On paper it doesn’t make sense. How can the popular ride-sharing service Uber be worth $41 billion? The company is less than six years old.
Owner operators and fleet managers who use TakeStar can submit offers and instantly book loads.
By creating a new economy — that’s how. Its simple smartphone app connects people looking for a ride at a moment’s notice with driver contractors. It dynamically calculates the rate for any point-to-point pickup and delivery service, tips included, and offers significant savings from the heavy regulated taxicab industry.
Uber’s contractors work wherever, whenever they want. And the company has virtually no overhead.
Freight transportation is more complex than moving people across town, but the Uber model is intriguing for the trucking industry.
Online load boards have long been used to facilitate transactions between shippers, brokers and carriers. But the actual dirty work, the rate negotiations, take place offline which adds time and cost to the transaction.
TakeStar was founded in 2012 with the hopes of creating a single connection point between carriers and shippers. To do this, the company’s founder, John Daniel, knew it needed to be more than a technology company; it also needed a brokerage license and cargo insurance.
“From the beginning, we knew we wanted to be a digital online marketplace broker,” says John Daniel, director of growth and marketing for the San Fransisco, Calif.-based company.
Like any start up, it also needed a reliable supply of truck capacity to offer shippers in exchange for loads. The company accomplished this quickly by creating an app that owner operators and fleet managers use to search loads and post equipment to various third-party load boards.
It gives visibility to between 40,000 and 200,000 loads each day. After a year of building a community of truckers, TakeStar created a pricing algorithm that gives shippers and carriers an instant rate for shipping anywhere in the country. All you need to enter is a ZIP code combination.
The software from TakeStar uses an advanced algorithm that calculates instant shipping rates between any two ZIP codes for shippers.
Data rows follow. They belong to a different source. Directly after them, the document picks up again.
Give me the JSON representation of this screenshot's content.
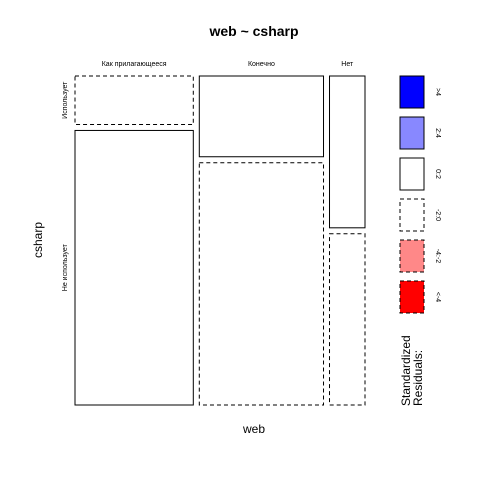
{
  "chart_data": {
    "type": "mosaic",
    "title": "web ~ csharp",
    "xlabel": "web",
    "ylabel": "csharp",
    "x_categories": [
      "Как прилагающееся",
      "Конечно",
      "Нет"
    ],
    "x_proportions": [
      0.4,
      0.42,
      0.12
    ],
    "y_categories": [
      "Использует",
      "Не использует"
    ],
    "cells": [
      {
        "web": "Как прилагающееся",
        "csharp": "Использует",
        "share": 0.15,
        "residual_bin": "-2:0"
      },
      {
        "web": "Как прилагающееся",
        "csharp": "Не использует",
        "share": 0.85,
        "residual_bin": "0:2"
      },
      {
        "web": "Конечно",
        "csharp": "Использует",
        "share": 0.25,
        "residual_bin": "0:2"
      },
      {
        "web": "Конечно",
        "csharp": "Не использует",
        "share": 0.75,
        "residual_bin": "-2:0"
      },
      {
        "web": "Нет",
        "csharp": "Использует",
        "share": 0.47,
        "residual_bin": "0:2"
      },
      {
        "web": "Нет",
        "csharp": "Не использует",
        "share": 0.53,
        "residual_bin": "-2:0"
      }
    ],
    "legend": {
      "title_lines": [
        "Standardized",
        "Residuals:"
      ],
      "items": [
        {
          "label": ">4",
          "color": "#0000ff",
          "dashed": false
        },
        {
          "label": "2:4",
          "color": "#8888ff",
          "dashed": false
        },
        {
          "label": "0:2",
          "color": "#ffffff",
          "dashed": false
        },
        {
          "label": "-2:0",
          "color": "#ffffff",
          "dashed": true
        },
        {
          "label": "-4:-2",
          "color": "#ff8888",
          "dashed": true
        },
        {
          "label": "<-4",
          "color": "#ff0000",
          "dashed": true
        }
      ]
    }
  }
}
Its algorithm factors 78 different variables such as diesel prices, routes, capacity in certain areas, and traffic. Recently, TakeStar tweaked its pricing tool to allow shippers to input a maximum rate. The 10,000 drivers and fleet managers using its app do not see the amount. If they submit an offer that is within range, the software can automatically book the load for the carrier.
TakeStar has staff that completes background and insurance checks on carriers in order to complete the registration process to transport loads through its own brokerage operation. Once the credentials are verified, the user gains full access to its loads that appear within a separate tab in the app. Currently, the company has between 10 and 20 loads available each day, J.D says.
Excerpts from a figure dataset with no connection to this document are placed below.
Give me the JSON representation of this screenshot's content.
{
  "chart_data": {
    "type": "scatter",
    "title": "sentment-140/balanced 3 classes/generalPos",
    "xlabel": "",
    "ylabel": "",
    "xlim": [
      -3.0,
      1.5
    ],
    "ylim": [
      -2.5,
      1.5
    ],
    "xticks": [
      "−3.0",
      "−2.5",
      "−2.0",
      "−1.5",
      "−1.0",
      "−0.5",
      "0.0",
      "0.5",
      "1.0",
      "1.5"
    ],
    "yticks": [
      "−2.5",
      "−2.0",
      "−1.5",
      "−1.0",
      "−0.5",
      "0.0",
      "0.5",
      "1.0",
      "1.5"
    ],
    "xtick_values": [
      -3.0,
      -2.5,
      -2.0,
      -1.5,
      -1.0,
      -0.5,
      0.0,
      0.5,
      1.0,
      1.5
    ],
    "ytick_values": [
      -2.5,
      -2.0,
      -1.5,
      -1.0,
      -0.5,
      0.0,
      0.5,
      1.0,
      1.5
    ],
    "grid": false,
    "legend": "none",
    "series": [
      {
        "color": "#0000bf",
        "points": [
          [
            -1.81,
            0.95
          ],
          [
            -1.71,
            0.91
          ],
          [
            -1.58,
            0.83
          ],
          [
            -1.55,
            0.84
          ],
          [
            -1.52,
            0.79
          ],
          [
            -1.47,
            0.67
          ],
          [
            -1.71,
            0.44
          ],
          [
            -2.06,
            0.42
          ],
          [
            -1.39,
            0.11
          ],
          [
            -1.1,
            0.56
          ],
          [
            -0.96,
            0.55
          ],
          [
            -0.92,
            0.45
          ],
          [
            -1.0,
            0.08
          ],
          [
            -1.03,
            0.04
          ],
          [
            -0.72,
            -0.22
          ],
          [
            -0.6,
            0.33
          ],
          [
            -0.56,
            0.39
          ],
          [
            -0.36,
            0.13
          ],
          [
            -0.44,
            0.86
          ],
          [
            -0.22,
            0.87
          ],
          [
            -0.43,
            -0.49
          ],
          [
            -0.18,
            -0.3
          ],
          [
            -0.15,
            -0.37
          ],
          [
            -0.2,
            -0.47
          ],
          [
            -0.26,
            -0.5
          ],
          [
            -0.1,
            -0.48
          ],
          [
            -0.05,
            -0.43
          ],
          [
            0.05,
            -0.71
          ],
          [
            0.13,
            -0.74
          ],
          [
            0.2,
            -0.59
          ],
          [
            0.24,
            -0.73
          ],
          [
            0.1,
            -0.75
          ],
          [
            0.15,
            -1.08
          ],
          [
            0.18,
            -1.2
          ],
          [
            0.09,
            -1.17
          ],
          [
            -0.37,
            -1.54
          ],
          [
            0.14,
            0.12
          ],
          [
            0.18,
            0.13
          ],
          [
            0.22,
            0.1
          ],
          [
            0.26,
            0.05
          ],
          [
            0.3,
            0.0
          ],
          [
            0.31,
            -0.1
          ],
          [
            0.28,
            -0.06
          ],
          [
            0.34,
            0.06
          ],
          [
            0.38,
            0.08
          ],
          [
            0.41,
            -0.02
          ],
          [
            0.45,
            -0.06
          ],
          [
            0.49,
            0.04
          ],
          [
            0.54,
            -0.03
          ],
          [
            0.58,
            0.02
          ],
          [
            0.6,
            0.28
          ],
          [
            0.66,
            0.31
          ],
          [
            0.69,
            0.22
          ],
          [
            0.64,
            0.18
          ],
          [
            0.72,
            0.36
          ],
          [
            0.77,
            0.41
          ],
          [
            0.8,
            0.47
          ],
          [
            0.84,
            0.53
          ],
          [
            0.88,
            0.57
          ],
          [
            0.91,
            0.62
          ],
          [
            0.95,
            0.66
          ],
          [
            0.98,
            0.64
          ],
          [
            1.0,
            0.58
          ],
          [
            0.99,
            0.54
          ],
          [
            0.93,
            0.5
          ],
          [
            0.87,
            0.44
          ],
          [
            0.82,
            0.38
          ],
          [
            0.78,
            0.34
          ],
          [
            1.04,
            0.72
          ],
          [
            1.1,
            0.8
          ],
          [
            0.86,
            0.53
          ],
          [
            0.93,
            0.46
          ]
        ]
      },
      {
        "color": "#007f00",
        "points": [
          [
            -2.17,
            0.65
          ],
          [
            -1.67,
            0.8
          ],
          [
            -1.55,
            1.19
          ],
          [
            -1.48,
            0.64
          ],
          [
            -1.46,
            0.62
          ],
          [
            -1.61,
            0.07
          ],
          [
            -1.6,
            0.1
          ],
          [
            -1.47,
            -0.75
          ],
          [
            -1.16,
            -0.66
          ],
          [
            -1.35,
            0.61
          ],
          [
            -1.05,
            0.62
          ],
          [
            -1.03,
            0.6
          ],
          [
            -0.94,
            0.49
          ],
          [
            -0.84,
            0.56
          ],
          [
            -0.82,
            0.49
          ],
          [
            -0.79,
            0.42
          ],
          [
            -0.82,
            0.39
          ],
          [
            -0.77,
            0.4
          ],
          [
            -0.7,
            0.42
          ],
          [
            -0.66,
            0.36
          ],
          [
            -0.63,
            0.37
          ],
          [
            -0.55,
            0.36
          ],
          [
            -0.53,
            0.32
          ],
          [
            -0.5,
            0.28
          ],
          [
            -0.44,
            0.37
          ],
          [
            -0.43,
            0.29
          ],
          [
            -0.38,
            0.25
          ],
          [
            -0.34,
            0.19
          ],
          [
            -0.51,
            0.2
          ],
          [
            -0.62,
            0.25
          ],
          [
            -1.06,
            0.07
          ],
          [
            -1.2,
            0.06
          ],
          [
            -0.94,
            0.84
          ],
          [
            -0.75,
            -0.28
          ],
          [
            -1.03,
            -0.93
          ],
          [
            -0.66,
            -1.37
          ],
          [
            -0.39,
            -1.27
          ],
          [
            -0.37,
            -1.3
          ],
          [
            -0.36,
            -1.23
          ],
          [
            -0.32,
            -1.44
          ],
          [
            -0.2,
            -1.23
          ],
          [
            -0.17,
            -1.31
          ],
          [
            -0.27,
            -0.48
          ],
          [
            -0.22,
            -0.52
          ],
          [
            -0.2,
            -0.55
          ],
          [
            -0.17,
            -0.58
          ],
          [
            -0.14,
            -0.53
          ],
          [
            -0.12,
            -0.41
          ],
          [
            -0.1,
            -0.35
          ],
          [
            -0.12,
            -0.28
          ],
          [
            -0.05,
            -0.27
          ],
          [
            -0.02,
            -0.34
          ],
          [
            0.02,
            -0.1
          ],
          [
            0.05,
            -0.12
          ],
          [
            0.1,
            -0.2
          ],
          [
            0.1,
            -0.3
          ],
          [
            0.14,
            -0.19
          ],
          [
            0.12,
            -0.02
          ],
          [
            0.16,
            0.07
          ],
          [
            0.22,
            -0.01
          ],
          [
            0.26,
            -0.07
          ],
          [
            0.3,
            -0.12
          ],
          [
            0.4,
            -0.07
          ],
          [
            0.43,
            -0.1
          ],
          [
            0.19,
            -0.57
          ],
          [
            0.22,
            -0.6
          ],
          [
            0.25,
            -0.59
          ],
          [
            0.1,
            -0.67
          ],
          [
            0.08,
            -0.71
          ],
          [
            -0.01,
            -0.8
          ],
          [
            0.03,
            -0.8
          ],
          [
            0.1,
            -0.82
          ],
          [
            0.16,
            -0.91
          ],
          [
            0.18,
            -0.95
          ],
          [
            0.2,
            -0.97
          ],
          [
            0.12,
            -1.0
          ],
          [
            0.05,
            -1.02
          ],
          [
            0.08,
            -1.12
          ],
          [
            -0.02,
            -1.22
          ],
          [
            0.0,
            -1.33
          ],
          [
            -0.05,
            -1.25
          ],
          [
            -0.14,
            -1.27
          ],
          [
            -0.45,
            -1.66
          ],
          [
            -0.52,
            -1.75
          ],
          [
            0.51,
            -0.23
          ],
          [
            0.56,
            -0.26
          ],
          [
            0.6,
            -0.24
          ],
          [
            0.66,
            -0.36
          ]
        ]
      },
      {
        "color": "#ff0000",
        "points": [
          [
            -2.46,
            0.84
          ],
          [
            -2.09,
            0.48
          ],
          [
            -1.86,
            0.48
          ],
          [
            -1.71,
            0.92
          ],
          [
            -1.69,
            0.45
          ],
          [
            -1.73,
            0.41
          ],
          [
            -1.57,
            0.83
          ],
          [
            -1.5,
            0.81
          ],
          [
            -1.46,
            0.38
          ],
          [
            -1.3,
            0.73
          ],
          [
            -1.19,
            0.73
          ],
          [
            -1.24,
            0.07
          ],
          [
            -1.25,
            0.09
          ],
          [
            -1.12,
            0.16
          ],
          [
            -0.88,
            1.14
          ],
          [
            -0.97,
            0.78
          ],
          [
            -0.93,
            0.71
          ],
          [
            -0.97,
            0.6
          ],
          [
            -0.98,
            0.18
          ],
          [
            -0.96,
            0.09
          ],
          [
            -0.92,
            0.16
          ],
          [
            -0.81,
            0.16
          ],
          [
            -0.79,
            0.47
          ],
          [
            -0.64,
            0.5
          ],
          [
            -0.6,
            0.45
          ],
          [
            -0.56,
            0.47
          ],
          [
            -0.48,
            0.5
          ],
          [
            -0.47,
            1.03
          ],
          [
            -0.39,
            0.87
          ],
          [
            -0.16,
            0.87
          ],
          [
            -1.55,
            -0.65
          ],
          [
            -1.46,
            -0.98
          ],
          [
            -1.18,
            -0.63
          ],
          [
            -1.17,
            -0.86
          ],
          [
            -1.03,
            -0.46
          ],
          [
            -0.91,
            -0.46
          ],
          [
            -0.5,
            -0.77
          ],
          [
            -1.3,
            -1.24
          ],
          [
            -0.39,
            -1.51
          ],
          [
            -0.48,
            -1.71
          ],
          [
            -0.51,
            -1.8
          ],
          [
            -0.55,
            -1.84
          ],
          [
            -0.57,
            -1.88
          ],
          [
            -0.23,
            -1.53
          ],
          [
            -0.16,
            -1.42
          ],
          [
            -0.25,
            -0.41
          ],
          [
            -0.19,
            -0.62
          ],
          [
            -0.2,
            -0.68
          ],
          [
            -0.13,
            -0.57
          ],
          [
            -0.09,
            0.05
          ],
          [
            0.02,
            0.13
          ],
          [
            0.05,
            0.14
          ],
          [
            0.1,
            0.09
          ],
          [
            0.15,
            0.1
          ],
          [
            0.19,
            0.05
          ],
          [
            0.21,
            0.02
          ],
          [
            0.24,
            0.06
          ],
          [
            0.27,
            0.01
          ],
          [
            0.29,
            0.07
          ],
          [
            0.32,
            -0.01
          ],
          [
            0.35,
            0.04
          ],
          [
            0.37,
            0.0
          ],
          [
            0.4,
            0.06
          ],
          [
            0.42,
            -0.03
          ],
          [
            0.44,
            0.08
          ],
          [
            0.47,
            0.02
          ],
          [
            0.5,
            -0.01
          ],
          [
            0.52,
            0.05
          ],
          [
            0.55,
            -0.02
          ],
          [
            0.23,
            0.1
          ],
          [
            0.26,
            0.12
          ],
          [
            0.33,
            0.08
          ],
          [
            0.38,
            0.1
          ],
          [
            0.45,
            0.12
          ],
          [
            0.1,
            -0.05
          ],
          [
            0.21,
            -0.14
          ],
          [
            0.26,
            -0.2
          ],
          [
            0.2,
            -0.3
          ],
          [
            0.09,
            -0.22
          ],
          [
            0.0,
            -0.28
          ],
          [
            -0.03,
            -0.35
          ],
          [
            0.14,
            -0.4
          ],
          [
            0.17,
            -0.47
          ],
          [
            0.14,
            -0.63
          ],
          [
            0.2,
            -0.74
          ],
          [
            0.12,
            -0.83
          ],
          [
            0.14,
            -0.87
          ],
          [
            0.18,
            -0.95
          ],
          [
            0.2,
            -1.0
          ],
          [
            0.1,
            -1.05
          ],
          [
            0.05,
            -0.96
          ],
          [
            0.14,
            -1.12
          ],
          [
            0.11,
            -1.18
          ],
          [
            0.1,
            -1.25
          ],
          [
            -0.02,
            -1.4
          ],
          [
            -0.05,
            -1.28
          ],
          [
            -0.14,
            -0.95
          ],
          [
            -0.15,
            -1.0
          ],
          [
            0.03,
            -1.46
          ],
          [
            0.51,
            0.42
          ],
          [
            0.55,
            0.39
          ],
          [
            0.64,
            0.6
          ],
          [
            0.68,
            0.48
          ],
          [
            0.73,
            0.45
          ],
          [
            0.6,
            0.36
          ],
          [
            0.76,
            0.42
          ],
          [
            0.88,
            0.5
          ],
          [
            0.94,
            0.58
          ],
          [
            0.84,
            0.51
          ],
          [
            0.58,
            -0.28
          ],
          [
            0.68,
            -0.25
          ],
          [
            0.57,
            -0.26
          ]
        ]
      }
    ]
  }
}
With its technology and low overhead, TakeStar is able to keep its margin lower than other brokers, he says. Its margin is between 6 and 12 percent of the shipment.
Truckers can book loads from TakeStar instantly and receive a direct deposit within about 24 hours after delivery. It has tools to provide shippers with automatic tracking information and to submit images of delivery documents for payment.
To handle the complexities and uniqueness of loads, TakeStar has instant messaging tools and notes that the shipper can fill out to communicate details. The simple user interface makes it possible for shippers to enter their load requirements in seconds and make a decision on whether or not to give TakeStar a shot at moving their freight, he says.
While TakeStar is not the only high-tech broker in the market today, its unique blend of mobile technology and pricing tools make it one to watch.